Again, there are real negative consequences to substance use, but you have to distinguish between serious, moderate, minor, or negligible harms.
So, as a result of politicians like Senator Gannon and Governor Ayotte’s refusal to allow the will of the people to prevail, are New Hampshire residents deprived of cannabis? Not even close.
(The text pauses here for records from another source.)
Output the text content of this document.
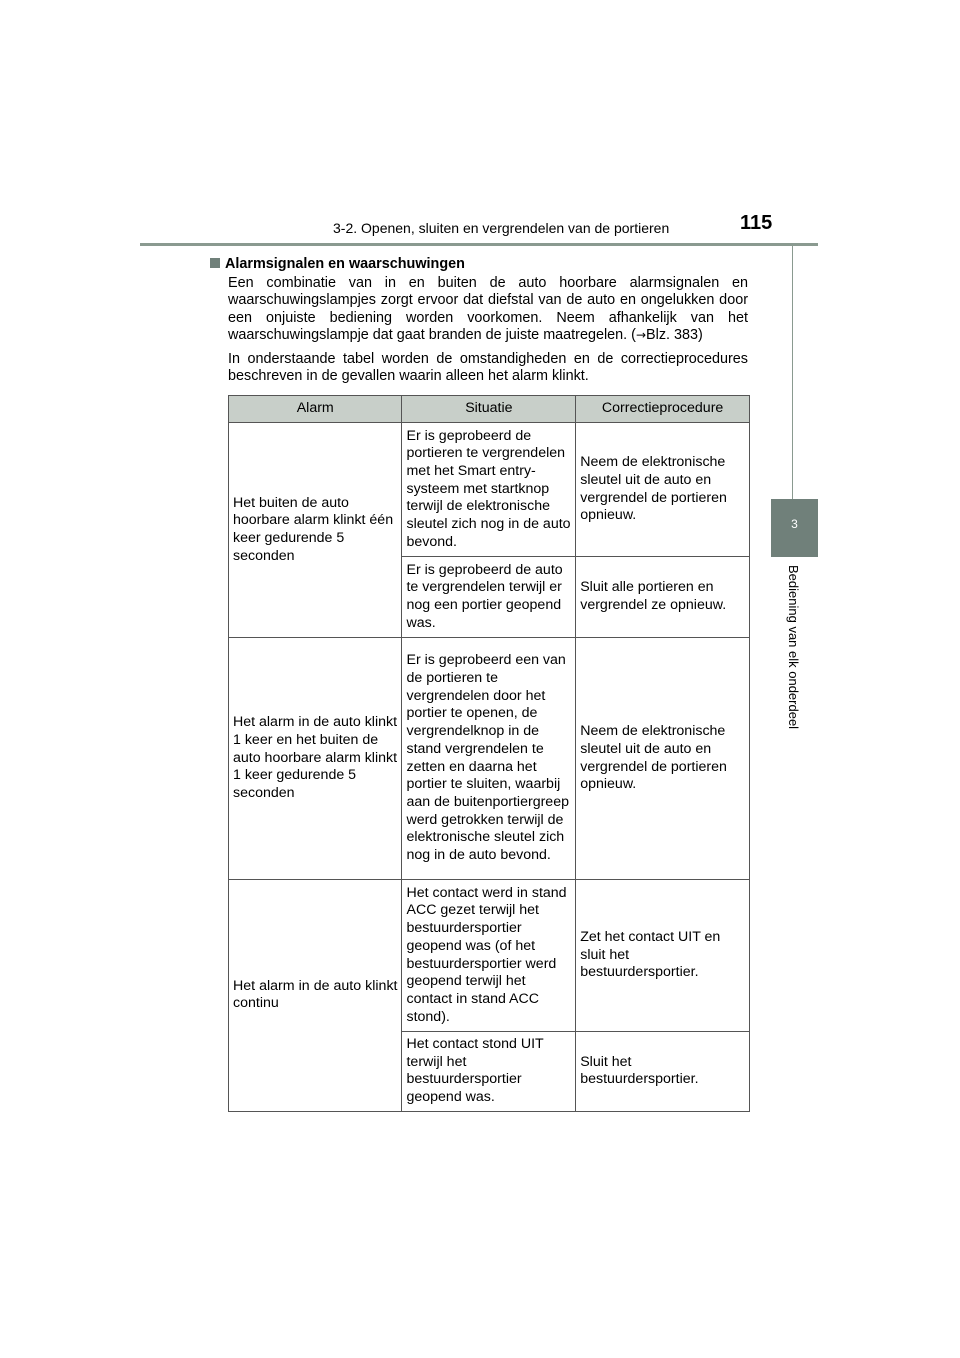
3-2. Openen, sluiten en vergrendelen van de portieren	115
3
Bediening van elk onderdeel
Alarmsignalen en waarschuwingen

Een combinatie van in en buiten de auto hoorbare alarmsignalen en waarschuwingslampjes zorgt ervoor dat diefstal van de auto en ongelukken door een onjuiste bediening worden voorkomen. Neem afhankelijk van het waarschuwingslampje dat gaat branden de juiste maatregelen. (→Blz. 383)

In onderstaande tabel worden de omstandigheden en de correctieprocedures beschreven in de gevallen waarin alleen het alarm klinkt.

Alarm	Situatie	Correctieprocedure
Het buiten de auto hoorbare alarm klinkt één keer gedurende 5 seconden	Er is geprobeerd de portieren te vergrendelen met het Smart entry-systeem met startknop terwijl de elektronische sleutel zich nog in de auto bevond.	Neem de elektronische sleutel uit de auto en vergrendel de portieren opnieuw.
	Er is geprobeerd de auto te vergrendelen terwijl er nog een portier geopend was.	Sluit alle portieren en vergrendel ze opnieuw.
Het alarm in de auto klinkt 1 keer en het buiten de auto hoorbare alarm klinkt 1 keer gedurende 5 seconden	Er is geprobeerd een van de portieren te vergrendelen door het portier te openen, de vergrendelknop in de stand vergrendelen te zetten en daarna het portier te sluiten, waarbij aan de buitenportiergreep werd getrokken terwijl de elektronische sleutel zich nog in de auto bevond.	Neem de elektronische sleutel uit de auto en vergrendel de portieren opnieuw.
Het alarm in de auto klinkt continu	Het contact werd in stand ACC gezet terwijl het bestuurdersportier geopend was (of het bestuurdersportier werd geopend terwijl het contact in stand ACC stond).	Zet het contact UIT en sluit het bestuurdersportier.
	Het contact stond UIT terwijl het bestuurdersportier geopend was.	Sluit het bestuurdersportier.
New Hampshire is a small state, 190 miles north to south and 90 miles east to west at the longest points. 50 percent of the population lives within 20 minutes of the Massachusetts border. Let’s cut to the chase: almost 80% of the NH population lives 20 minutes from all the weed they could ever want. And these states will sell you plenty if you want some at competitive prices. As far as I can see, all the New Hampshire Republican senators and the governor have accomplished is an arbitrary curtailment of the will of the people of the Live Free or Die state and the loss of substantial revenue we could really use. Maybe it’s time for our leaders to rethink their positions.